Guigen Zhang, a Clemson University professor in both bioengineering and electrical and computer engineering, has received a $100,000 Grand Challenges Explorations grant from the Bill & Melinda Gates Foundation.
Awarded through a program to support innovative global health research, the grant will help fund Zhang’s work to create low-cost diagnostic tools for doctors in developing countries.
“Our work is designed to develop highly sensitive, specific and direct-molecule-interfacing biosensors that are inexpensive to build, simple to use and rugged to deploy,” Zhang said.
Inexpensive, simple and rugged medical tools are important in remote, underdeveloped areas. That’s the reason Zhang’s research turned to development of tiny “biosensors” to replace more expensive and delicate mechanical and electrical devices.

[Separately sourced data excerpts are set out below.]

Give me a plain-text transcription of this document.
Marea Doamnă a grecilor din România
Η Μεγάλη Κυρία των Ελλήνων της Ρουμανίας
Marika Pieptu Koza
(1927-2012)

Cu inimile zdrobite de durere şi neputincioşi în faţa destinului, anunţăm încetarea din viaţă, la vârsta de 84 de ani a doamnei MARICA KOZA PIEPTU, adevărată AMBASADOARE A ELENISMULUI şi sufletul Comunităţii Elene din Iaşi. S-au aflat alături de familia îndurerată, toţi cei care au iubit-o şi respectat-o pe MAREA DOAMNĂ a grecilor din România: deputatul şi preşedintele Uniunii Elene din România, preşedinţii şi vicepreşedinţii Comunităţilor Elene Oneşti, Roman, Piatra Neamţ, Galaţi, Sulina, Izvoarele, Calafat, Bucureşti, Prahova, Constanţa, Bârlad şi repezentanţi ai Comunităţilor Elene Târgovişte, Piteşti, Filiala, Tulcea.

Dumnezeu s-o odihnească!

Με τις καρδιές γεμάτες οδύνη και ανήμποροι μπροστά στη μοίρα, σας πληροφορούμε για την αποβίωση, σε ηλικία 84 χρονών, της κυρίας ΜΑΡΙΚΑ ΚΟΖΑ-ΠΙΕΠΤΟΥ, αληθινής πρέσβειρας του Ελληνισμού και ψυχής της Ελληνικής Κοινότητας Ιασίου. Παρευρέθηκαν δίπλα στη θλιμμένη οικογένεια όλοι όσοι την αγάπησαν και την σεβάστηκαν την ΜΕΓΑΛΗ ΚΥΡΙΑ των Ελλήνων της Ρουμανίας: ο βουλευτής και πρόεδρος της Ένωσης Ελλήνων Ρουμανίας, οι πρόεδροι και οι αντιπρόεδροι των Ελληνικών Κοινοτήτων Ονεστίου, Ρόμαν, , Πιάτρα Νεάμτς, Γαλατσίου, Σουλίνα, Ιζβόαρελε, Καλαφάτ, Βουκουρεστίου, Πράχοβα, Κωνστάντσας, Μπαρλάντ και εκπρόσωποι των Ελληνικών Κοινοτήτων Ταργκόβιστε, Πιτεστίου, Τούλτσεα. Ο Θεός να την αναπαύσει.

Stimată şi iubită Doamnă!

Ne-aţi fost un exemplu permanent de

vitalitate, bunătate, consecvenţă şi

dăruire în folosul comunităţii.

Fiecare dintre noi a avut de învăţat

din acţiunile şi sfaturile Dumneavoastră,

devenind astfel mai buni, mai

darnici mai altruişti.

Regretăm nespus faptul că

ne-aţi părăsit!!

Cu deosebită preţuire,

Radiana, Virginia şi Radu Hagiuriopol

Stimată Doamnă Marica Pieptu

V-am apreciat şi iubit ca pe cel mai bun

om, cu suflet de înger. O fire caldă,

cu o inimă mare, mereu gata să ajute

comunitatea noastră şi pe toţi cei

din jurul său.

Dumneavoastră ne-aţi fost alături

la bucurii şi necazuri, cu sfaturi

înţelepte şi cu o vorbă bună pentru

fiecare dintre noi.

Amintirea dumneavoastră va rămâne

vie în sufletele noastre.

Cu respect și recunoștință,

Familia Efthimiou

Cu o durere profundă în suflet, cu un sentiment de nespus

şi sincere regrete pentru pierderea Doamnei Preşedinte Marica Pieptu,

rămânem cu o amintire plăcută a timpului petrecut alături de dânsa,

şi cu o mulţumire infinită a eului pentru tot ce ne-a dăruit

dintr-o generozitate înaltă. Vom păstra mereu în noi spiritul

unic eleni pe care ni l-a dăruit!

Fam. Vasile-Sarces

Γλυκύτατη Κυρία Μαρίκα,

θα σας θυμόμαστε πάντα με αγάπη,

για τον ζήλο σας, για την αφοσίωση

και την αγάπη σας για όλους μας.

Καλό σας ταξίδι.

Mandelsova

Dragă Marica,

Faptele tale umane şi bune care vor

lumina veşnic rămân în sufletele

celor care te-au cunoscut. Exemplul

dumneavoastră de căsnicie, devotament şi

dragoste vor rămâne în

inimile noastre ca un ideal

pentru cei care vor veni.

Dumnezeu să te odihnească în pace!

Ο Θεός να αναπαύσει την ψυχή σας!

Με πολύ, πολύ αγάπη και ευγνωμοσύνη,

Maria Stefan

Zhang, who also is deputy director of Clemson’s Institute for Biological Interfaces of Engineering, conducts research on the “electrical double layer,” a natural phenomenon that scientists have long recognized, but only recently begun to explore for its engineering potential. Zhang intends to take advantage of “nanostructures” — tiny objects roughly on the scale of atoms and molecules — to help doctors diagnose disease.
“We seek to exploit the fundamental science behind the capacitive effect of the electrical double layer as an analytical principle,” Zhang said. “This is very much on the frontiers of basic science and medical diagnostic engineering, but the result could be extremely beneficial for physicians in the field and the people in regions with limited resources.